So, I was told today that I would be better off if I spent my time on housework rather than trying to achieve my dreams of getting a real publisher for “Mental” or having a remote writing career. I was so furious, I started bawling like a child.
The point was well-taken at first–it’s not necessarily intelligence, talent or an entrepreneurial spirit that makes a successful writer, it could simply be about who you know–and I don’t know anybody. But…
I was a high school English teacher for ten years before I got married. I taught my students the writing process for creative work every year, in addition to the curriculum I was responsible for teaching. Whether it was about their creative work, or their opinions voiced in class, I always encouraged them to believe in their work and to believe in themselves. I really believed myself when I told them they could achieve their dreams if they applied themselves like I knew they could. I told them to go for it, go for their true dreams, because I believed that was necessary to achieving a full life and a positive self-esteem. I told them these things, too, because I had a novel I had written in my back pocket and dreams of someday having a writer’s life. Maybe I was just deluded. Maybe they couldn’t really achieve their potentials, and maybe I can’t either…
I admit it, I’ve got a comfortable lifestyle where I actually have the luxury to look for the perfect remote writing job and the time to land the perfect agent with the ability to launch me into my dream of semi-stardom…I understand that these things make me fairly unique and fairly protected from the harsh realities of earning a living where you are too tired at the end of the day to pursue a creative dream.
After an honest discussion, the important person who said those negative things to me said he did actually believe I had written a good second novel.

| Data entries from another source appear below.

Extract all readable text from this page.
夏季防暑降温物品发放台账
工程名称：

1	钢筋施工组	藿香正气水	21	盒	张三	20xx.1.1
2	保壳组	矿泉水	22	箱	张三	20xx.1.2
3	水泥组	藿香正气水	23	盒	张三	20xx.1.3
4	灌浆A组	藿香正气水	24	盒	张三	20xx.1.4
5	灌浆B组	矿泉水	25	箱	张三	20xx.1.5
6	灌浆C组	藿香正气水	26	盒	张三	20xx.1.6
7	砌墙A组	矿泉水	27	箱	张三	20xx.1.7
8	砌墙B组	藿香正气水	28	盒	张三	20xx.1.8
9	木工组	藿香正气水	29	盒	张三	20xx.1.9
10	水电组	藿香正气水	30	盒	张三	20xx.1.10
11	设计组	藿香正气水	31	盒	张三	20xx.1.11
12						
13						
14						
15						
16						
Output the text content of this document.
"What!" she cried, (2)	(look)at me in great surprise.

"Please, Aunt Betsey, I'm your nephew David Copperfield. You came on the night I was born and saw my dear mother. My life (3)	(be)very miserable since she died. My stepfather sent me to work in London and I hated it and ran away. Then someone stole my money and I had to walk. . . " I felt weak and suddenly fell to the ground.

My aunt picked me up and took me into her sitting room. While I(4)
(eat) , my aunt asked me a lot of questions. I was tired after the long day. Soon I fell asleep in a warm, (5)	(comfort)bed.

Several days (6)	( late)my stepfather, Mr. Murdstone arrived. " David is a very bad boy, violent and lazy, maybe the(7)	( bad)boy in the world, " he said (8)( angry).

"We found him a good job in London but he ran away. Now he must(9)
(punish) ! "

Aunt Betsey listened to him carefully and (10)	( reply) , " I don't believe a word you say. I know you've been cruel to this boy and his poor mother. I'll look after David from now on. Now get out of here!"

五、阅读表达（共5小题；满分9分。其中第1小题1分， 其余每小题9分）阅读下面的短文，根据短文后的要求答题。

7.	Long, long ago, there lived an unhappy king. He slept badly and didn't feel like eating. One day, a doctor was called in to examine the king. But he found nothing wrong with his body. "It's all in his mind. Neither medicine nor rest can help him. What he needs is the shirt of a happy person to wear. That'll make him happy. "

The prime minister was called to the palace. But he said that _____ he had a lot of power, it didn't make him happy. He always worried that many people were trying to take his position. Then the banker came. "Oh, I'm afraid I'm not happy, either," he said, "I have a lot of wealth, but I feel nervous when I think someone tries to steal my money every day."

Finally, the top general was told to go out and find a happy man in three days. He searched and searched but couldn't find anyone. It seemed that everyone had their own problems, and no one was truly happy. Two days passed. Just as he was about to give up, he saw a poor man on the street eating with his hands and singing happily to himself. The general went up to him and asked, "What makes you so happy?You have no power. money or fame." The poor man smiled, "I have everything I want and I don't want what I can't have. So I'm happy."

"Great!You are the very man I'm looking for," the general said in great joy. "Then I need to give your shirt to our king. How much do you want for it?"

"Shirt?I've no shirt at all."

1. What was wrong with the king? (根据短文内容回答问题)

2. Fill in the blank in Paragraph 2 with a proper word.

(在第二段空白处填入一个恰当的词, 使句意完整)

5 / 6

Dear readers, the point I am making is that I will not give up on my creative dream no matter what anybody in my life says.
“Mental” took many years to complete, and it is an art lover’s dream book, full of everything that magic realism and the blank page can allow me to dream up! Finishing this difficult novel was a big accomplishment and I’m not gonna let it just go to waste on my computer! No! It’s like the perfect punk rock song! It’s worth a read, and I must get it in front of as many readers as possible to begin fulfilling my individual purpose!
So far, learning the publishing industry the hard way has been frought with disappointment. There are tons of scam publishers out there that want to prey on my desire to be published, and this journey so far has been disillusioning at best. However, I cannot, and must not, give up any time soon.
This is evidenced in my new voice mail message, recorded today. I’m not going to give out my phone number to let your hear it, but it goes like this: “You’ve reached Marie K Johnston, novelist, who has also penned poetry collections and a memoir. Please visit me on the web at http://www.MarieKJohnston.com. If you need to leave a message, wait for the tone.” I have texted family and friends to call me and listen to it because I think it is professional-sounding and in general, pretty awesome.
As always, keep your heads up, dreamers! And, do something every single day to advance your creative dreams!